Duas empresas dele, Paz Administradora e Benetti Prestadora de Serviços, receberam quase R$ 3 milhões de firmas que faziam parte de um esquema de “banco clandestino”, alvo principal da Ararath. Segundo a acusação, o “banco clandestino” fazia operações financeiras ilegalmente, como empréstimos e cobrança de juros. A empresa também era supostamente abastecida com dinheiro de desvios de recursos públicos.

De acordo com o Ministério Público Federal, os ex-governadores Silval Barbosa, hoje delator, e Blairo Maggi, alvo de denúncia trancada na Justiça, tinham ligações com o esquema.

Os cerca de R$ 3 milhões teriam sido um pagamento de às empresas de Tolentino por uma vaga de conselheiro no Tribunal de Contas de um membro que iria se aposentar. O comprador ilegal foi Sérgio Ricardo de Almeida, ex-presidente da Assembleia Legislativa.

A negociação, no entanto, foi desfeita e, como “devolução” da quantia, as empresas do “banco clandestino” arcaram com a compra para Almeida da Rede Mundial de Televisão, de Tolentino.

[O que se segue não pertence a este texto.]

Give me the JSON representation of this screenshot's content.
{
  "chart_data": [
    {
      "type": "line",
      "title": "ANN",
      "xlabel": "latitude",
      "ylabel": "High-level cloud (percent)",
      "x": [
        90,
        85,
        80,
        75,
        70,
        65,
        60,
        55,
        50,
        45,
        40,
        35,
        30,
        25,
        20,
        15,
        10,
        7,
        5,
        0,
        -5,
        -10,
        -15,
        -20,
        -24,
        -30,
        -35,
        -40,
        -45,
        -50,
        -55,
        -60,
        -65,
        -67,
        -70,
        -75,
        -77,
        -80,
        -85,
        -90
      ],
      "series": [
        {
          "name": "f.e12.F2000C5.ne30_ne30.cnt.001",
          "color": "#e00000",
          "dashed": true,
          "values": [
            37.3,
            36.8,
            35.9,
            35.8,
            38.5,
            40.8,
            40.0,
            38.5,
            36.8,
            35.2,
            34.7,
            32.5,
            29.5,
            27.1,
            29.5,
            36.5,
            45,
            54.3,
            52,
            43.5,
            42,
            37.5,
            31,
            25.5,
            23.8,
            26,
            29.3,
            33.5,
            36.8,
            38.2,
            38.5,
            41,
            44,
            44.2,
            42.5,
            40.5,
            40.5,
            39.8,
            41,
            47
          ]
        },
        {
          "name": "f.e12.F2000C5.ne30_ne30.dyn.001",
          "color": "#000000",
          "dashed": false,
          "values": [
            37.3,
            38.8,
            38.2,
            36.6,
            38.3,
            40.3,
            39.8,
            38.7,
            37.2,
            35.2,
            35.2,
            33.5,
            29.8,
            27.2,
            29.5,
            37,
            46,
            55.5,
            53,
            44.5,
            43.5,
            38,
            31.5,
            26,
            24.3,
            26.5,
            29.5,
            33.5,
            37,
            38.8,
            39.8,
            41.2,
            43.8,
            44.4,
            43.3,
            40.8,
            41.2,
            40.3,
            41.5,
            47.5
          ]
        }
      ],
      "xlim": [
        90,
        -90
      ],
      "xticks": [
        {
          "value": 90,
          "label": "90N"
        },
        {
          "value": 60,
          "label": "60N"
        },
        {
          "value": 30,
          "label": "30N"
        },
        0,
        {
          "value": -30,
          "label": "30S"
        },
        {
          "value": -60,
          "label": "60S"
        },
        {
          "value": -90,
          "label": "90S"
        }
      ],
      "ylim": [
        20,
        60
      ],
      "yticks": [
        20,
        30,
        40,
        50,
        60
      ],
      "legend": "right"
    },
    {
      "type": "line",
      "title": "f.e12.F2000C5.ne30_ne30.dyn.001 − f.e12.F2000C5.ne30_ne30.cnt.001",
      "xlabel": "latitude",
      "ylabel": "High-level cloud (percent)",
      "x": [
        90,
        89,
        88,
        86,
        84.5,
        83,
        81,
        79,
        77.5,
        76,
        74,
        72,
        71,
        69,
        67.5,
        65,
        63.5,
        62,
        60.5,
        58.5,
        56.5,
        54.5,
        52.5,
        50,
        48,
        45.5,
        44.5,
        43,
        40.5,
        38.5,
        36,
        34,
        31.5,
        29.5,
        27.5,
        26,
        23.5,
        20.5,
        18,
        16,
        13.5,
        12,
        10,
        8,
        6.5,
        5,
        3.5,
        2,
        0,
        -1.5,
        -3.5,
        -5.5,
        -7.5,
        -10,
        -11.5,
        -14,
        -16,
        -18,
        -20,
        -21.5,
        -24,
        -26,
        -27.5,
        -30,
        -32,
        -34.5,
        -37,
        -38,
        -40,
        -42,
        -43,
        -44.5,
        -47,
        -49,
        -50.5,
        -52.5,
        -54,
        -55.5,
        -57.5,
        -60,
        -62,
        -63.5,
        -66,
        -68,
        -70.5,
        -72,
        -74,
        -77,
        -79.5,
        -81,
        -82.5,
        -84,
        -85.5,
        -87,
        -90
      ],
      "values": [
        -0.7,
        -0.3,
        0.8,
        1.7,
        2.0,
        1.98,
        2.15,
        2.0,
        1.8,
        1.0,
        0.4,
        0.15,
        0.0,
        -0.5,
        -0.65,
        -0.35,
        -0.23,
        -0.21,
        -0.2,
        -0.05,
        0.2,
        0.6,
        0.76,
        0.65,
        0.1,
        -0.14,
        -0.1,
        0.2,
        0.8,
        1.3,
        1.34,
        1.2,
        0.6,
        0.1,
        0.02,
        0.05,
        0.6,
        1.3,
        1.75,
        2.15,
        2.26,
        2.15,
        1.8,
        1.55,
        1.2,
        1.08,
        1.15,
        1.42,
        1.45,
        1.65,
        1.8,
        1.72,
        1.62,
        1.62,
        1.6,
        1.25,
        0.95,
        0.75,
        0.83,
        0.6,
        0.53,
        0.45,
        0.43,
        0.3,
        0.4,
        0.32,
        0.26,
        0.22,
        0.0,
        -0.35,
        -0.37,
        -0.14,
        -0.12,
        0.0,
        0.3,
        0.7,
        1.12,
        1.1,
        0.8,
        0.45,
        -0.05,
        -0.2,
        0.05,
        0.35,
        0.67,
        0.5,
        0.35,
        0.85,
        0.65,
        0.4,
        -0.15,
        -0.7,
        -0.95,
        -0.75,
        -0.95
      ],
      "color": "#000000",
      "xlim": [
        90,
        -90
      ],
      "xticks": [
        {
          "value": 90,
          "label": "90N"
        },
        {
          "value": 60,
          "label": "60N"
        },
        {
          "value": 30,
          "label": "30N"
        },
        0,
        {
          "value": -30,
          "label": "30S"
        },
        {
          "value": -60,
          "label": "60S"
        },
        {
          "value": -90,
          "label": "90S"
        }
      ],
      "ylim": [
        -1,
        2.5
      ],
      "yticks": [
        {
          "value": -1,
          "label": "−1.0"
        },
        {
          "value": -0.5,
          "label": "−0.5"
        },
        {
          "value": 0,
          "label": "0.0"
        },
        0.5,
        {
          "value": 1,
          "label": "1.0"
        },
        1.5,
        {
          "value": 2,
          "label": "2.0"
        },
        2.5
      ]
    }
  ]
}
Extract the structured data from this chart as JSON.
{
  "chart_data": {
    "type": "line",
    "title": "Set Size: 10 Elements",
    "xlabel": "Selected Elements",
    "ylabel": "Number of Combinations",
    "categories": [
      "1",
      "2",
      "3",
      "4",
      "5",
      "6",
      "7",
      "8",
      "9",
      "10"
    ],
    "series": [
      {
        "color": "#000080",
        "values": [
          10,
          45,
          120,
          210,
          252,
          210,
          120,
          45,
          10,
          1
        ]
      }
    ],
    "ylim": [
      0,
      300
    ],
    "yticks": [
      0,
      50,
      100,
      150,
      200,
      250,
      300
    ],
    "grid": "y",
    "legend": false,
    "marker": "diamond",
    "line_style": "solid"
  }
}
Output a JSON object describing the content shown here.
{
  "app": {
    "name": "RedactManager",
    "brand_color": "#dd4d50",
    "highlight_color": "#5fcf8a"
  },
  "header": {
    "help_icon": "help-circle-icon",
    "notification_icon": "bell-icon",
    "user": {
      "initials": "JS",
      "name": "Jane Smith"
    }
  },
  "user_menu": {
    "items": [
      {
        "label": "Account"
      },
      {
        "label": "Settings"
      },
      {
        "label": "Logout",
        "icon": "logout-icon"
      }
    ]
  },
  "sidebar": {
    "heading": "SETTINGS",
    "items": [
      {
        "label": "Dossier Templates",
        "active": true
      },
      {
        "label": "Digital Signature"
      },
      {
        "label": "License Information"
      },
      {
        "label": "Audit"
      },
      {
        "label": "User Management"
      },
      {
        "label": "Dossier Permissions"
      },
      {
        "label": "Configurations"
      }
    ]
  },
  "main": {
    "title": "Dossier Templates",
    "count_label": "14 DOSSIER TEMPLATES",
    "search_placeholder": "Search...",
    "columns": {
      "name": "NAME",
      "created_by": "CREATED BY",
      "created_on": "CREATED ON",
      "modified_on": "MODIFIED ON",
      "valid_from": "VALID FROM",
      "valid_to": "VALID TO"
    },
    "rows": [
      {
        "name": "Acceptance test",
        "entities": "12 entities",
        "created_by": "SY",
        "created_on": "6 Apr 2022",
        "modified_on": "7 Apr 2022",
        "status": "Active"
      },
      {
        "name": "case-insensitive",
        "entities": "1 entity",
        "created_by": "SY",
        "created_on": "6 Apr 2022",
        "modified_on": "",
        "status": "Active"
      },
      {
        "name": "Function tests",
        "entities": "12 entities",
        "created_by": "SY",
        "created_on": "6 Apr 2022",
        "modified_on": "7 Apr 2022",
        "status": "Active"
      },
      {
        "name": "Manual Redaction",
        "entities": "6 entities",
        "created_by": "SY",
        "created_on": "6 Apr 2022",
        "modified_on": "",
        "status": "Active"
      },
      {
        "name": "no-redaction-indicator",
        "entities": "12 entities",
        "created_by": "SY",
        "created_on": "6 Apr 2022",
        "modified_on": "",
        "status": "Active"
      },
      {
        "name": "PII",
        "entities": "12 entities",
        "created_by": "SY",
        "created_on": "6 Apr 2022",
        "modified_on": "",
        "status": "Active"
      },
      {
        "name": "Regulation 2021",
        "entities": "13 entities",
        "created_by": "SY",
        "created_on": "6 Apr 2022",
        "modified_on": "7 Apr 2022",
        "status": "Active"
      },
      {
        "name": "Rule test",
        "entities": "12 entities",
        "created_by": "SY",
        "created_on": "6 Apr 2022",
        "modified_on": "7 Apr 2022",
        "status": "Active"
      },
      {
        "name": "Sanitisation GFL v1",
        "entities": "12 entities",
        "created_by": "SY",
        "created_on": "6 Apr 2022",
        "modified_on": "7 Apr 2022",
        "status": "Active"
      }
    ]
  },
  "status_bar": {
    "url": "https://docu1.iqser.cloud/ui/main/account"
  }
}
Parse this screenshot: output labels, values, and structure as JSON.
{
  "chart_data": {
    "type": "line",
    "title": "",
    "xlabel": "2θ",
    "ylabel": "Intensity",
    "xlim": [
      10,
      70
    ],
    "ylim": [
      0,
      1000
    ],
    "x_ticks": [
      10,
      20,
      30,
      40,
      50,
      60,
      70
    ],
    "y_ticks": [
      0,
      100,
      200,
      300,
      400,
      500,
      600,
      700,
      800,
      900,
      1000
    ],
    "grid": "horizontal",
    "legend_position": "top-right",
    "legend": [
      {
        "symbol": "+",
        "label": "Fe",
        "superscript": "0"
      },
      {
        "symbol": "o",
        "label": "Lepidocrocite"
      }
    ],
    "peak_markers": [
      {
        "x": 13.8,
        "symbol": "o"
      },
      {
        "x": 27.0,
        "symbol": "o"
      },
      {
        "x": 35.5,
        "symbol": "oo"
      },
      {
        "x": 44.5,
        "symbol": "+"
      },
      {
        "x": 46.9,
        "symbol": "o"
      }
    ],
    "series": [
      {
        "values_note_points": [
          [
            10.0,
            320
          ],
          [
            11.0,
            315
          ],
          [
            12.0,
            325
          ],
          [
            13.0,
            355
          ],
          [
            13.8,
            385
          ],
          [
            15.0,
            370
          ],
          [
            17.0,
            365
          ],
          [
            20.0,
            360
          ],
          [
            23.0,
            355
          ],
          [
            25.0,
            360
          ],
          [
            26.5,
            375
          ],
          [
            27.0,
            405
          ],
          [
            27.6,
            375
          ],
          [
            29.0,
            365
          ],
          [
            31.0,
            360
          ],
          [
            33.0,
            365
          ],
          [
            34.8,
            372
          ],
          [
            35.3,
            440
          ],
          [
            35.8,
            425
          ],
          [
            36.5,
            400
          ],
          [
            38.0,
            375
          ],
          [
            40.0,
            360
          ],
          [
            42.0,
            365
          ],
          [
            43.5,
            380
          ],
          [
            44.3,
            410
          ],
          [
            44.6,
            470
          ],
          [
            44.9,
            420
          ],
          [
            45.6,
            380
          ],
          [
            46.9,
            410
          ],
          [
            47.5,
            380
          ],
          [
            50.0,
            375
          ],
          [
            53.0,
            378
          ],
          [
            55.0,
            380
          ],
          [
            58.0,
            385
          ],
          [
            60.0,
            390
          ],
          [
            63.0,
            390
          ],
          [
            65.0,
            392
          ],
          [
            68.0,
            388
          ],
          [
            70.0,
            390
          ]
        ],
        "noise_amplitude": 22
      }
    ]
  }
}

Como o pagamento foi feito com cheques de terceiros depositados nas contas das firmas do empresário, Toletino foi acusado de “dissimular a origem, a natureza e o destino dos valores”. A acusação aponta que a quantia circulou nas empresas e foi obtida de forma ilícita.

Na delação, Tolentino disse que recebeu de Almeida cheques pré-datados emitidos por terceiros, com os quais não tinha ligação, como pagamento pela venda da emissora. Ele também alega que foi ameaçado pelo conselheiro do Tribunal de Contas. Almeida foi afastado do cargo.

O processo, segundo Justiça Federal, está na fase de diligências, etapa anterior às alegações finais.

Resposta

Em resposta à reportagem, Tolentino disse: “[O caso] corre em segredo de Justiça portanto sem a possibilidade de qualquer informação ou comentário de minha parte”. Já Almeida negou as acusações e acusou o empresário de manipulação.

Ele alega que Tolentino usou documentos falsos para explicar os valores que chegaram às contas das empresas.

Em 2020, o empresário disse que Almeida quitou a compra com valores “com vícios de origem”, mas que ele não tinha ligação com isso. Ele também afirmou que buscaria reparação indenizatória pelo prejuízo na esfera cível.